After all you shall not by any means say that I upset the inkstand on your review in a passion—because pray mark that the ink has over-run some of your praises, & that if I had been angry to the overthrow of an inkstand, it would not have been precisely there. It is the second book spoilt by me within these two days—& my fingers were so dabbled in blackness yesterday that to wring my hands wd only have made matters worse. Holding them up to Mr Kenyon they looked dirty enough to befit a poetess—as black ‘as bard beseemed’—& he took the review away with him to read & save it from more harm."
 
For some reason I always imagine her fingers covered in ink. She must have written at high speed given the volume of letters she produced. But then, she must have been expert at controlling the ink flow. If you look at the scans of her letters she has relatively few ink blots. Browning is far more blotchy with his letters. They may explain why he had his sister write out all of his poems to be sent to the publishers.
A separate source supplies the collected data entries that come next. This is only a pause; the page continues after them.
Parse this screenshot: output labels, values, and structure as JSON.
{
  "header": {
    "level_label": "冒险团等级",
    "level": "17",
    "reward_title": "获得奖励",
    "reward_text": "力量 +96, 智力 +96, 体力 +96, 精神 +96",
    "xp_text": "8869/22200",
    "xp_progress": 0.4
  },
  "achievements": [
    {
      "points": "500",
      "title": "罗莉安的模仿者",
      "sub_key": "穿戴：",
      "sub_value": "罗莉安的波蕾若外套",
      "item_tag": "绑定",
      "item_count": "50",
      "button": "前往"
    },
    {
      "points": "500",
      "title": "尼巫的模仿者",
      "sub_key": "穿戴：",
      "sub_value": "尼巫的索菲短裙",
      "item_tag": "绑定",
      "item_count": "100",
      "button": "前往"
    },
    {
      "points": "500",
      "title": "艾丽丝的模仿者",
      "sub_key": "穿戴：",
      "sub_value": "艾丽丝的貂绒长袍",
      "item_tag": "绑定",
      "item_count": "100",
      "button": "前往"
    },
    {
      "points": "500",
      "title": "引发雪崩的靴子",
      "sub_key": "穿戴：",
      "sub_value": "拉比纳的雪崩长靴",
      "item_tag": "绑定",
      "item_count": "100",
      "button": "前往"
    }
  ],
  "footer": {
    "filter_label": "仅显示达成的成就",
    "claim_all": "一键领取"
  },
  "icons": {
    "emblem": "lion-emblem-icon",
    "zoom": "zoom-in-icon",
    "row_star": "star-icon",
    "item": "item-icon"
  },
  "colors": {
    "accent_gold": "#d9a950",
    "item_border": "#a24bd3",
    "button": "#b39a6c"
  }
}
"How could it be that you did not get my letter which would have reached you, I thought, on monday evening, or on tuesday at the very very earliest?—and how is it that I did not hear from you last night again when I was unreasonable enough to expect it? is it true that you hate writing to me?

At that word, comes the review back from dear Mr Kenyon & the letter which I enclose to show you how it accounts reasonably for the ink—I did it ‘in a pet’, he thinks!– And I ought to buy you a new book .. certainly I ought—only it is not worth doing justice for .. & I shall therefore send it back to you spoilt as it is,—and you must forgive me as magnanimously as you can."

‘Omne ignotum pro magnifico [the unknown is ever magnified]’ .. do you think so? I hope not indeed! vo guizzando [you darting] .. & everything else that I ought to do——except of course, that thinking of you which is so difficult.

May God bless you—. Till tomorrow!

Your own always–

Mr Kenyon refers to Festus—of which I had said that the fine things were worth looking for, in the design manqué [lacking]."
 
She is full of the teaze today. First she accuses him of hating to write to her and she torments him that she has difficulty thinking of him. They are getting along famously.